"It all amounts to the same thing: old or young, he is a man whom I do not love, and never could love."

The old lady shakes her head impatiently: "Are you beginning upon that? Love? I thought you had more sense. Love!--love! Heaven preserve you from that disease! The only sound foundations for a happy marriage are unbounded esteem and warm sympathy: anything more is an evil."

Erika is silent, and the old Countess continues: "No respectable woman should indulge in passion. Passion is an intoxication, and nausea is sure to follow upon intoxication. Therefore a respectable woman, who can at the most indulge but once in such intoxication, condemns herself, after a short period of bliss, to nausea for the rest of her life. Only the unprincipled woman who cures her nausea by a fresh passion can permit herself such indulgence. It is all nonsense for one of us."

During this long speech the Countess has seated herself in an arm-chair with a volume of Taine's 'Les Origines de la France' open in her lap, and to lend emphasis to her words she taps the book from time to time with a large Japanese paper-knife.

Erika stands near her, leaning upon the piano, tall and graceful in her white gown. "And what am I to infer from your preachment? That I must marry Helmy Nimbsch, even without love?"

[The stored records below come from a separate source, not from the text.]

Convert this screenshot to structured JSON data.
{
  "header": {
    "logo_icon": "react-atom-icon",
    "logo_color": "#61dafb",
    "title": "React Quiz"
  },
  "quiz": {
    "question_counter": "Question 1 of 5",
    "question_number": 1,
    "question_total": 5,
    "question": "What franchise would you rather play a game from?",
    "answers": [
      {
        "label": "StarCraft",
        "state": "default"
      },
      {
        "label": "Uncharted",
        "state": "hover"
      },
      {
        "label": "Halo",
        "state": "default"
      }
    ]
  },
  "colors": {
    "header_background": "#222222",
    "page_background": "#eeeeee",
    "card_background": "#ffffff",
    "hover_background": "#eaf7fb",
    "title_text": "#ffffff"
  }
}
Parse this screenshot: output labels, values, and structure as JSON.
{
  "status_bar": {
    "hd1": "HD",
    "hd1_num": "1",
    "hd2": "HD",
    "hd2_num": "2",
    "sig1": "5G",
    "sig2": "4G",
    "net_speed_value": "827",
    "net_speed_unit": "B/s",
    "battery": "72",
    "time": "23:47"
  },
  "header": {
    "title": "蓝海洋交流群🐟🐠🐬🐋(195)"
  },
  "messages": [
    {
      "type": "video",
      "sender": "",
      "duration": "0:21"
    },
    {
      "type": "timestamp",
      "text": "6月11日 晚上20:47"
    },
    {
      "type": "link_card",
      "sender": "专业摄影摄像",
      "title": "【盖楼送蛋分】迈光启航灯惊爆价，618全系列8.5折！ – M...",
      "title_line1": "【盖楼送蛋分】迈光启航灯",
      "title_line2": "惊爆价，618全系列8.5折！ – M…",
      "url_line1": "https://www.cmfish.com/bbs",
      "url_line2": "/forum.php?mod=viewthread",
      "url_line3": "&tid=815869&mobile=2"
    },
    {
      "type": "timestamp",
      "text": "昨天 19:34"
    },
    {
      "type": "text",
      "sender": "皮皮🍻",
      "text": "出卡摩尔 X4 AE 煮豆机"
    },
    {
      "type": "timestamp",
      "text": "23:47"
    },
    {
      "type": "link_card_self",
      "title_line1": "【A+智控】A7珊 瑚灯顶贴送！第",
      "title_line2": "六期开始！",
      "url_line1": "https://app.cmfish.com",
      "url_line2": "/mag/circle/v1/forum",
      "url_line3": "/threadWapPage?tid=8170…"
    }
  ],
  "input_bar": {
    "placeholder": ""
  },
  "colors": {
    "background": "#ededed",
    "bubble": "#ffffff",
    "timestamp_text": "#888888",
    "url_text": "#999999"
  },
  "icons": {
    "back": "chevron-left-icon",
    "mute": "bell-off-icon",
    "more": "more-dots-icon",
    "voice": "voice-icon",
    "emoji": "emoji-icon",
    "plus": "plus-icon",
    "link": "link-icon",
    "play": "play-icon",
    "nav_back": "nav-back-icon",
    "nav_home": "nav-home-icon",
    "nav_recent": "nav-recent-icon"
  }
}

"Helmy Nimbsch? Who is talking of him?" The old lady almost starts from her chair.

"I thought you were, grandmother," Erika says, with a mischievous smile. "If I am not mistaken, he was the subject of our conversation."

"Nonsense! Helmy Nimbsch! Ce n'est pas serieux!"

"Of whom, then, are you talking?" Erika asks, looking her grandmother full in the face.

"Oh, of no one: I was talking in general," her grandmother replies, with some irritation, adding, still more petulantly, after a pause, "If you have unbounded esteem and warm sympathy for young Nimbsch, why, marry him, by all means."